Electrochemical, mechanistic, and DFT studies of amine derived diphosphines containing Ru(II)-cymene complexes with potent in vitro cytotoxic activity against HeLa and triple-negative breast cancer cells MDA-MB-231.

Complexes with general formula [RuCl(η6-p-cymene)(P-NR-P)]X (R = CH2Py (Py = pyridine) - [1a]+, CH2Ph (Ph = phenyl) - [1b]+, Ph - [1c] and p-tol (p-tol = p-tolyl) - [1d]+; X = PF6- or BF4-) were evaluated as cytotoxic agents against two cancer cell lines (HeLa and MDA-MB-231). All metal complexes are active in the range of concentrations tested (up to 100 µmol L-1).

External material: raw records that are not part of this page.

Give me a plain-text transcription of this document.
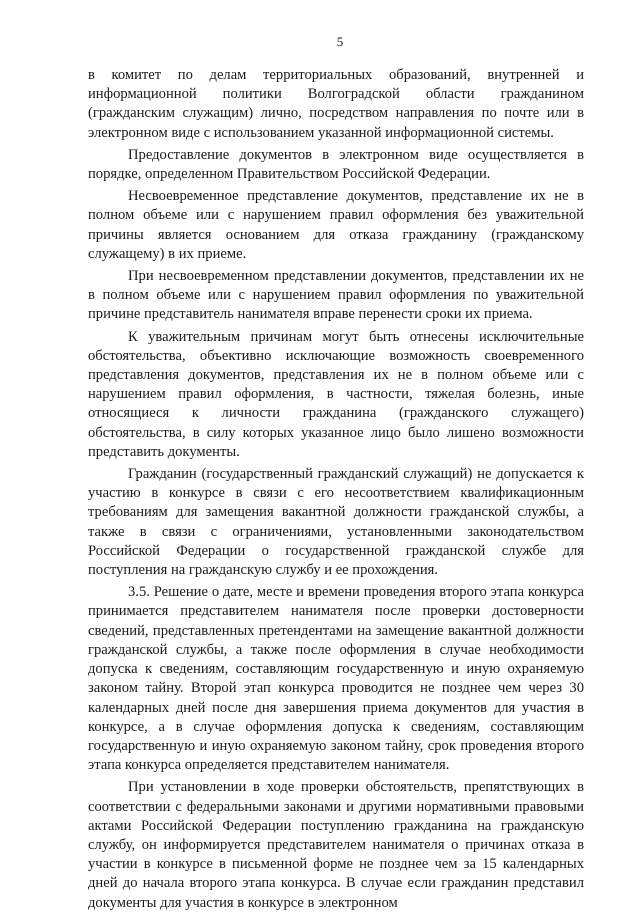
5

в комитет по делам территориальных образований, внутренней и информационной политики Волгоградской области гражданином (гражданским служащим) лично, посредством направления по почте или в электронном виде с использованием указанной информационной системы.

Предоставление документов в электронном виде осуществляется в порядке, определенном Правительством Российской Федерации.

Несвоевременное представление документов, представление их не в полном объеме или с нарушением правил оформления без уважительной причины является основанием для отказа гражданину (гражданскому служащему) в их приеме.

При несвоевременном представлении документов, представлении их не в полном объеме или с нарушением правил оформления по уважительной причине представитель нанимателя вправе перенести сроки их приема.

К уважительным причинам могут быть отнесены исключительные обстоятельства, объективно исключающие возможность своевременного представления документов, представления их не в полном объеме или с нарушением правил оформления, в частности, тяжелая болезнь, иные относящиеся к личности гражданина (гражданского служащего) обстоятельства, в силу которых указанное лицо было лишено возможности представить документы.

Гражданин (государственный гражданский служащий) не допускается к участию в конкурсе в связи с его несоответствием квалификационным требованиям для замещения вакантной должности гражданской службы, а также в связи с ограничениями, установленными законодательством Российской Федерации о государственной гражданской службе для поступления на гражданскую службу и ее прохождения.

3.5. Решение о дате, месте и времени проведения второго этапа конкурса принимается представителем нанимателя после проверки достоверности сведений, представленных претендентами на замещение вакантной должности гражданской службы, а также после оформления в случае необходимости допуска к сведениям, составляющим государственную и иную охраняемую законом тайну. Второй этап конкурса проводится не позднее чем через 30 календарных дней после дня завершения приема документов для участия в конкурсе, а в случае оформления допуска к сведениям, составляющим государственную и иную охраняемую законом тайну, срок проведения второго этапа конкурса определяется представителем нанимателя.

При установлении в ходе проверки обстоятельств, препятствующих в соответствии с федеральными законами и другими нормативными правовыми актами Российской Федерации поступлению гражданина на гражданскую службу, он информируется представителем нанимателя о причинах отказа в участии в конкурсе в письменной форме не позднее чем за 15 календарных дней до начала второго этапа конкурса. В случае если гражданин представил документы для участия в конкурсе в электронном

The IC50 (µmol L-1) values for the metal complexes are lower than that found for cisplatin. The activities are up to 6- and 15-fold higher than cisplatin for HeLa and MDA-MB-231 cancer cell lines, respectively. Studies of DNA binding and DNA cleavage were performed. DNA binding studies revealed a modest hypochromic shift in the metal complexes electronic spectra, indicating a weak interaction with Kb values in the range of 1.7 × 103-1.6 × 104. Although the cleavage tests revealed that in the dark DNA is not a biological target for these metal complexes, upon blue light irradiation they are activated causing DNA cleavage. Electrochemical studies showed the presence of two independent redox processes, one attributed to the oxidation process of Ru2+ → Ru3+ (EC process) and the other one to the reduction of Ru2+ → Ru1+, which is further reduced to Ru0 (ECE mechanism). In both processes, coupled chemical reactions were observed. DFT calculations were performed to support the electrochemical/chemical behavior of the complexes. The reactivity of complex [1b]BF4 with CH3CN was evaluated and two complexes were isolated [2b]BF4 and [3b]BF4. The complex mer-[RuCl(CH3CN)3(P-NCH2Ph-P)]BF4 ([2b]BF4) was isolated after refluxing the precursor [1b]BF4 in CH3CN. Isomerization of [2b]BF4 in CH3CN resulted in the formation of fac-[RuCl(CH3CN)3(P-NCH2Ph-P)]BF4. An attempt to isolate the fac-isomer by adding diethyl ether was unsuccessful, and the complex [3b]BF4 was observed as the major component. The complex [Ru2(µ-Cl3)(CH3CN)2(P-NCH2Ph-P)2]BF4 ([3b]BF4) proved to be very stable and can be obtained from both the mer- and the fac-isomers. The molecular structures of [1b]BF4 and [3b]BF4 were solved by single-crystal X-ray diffraction.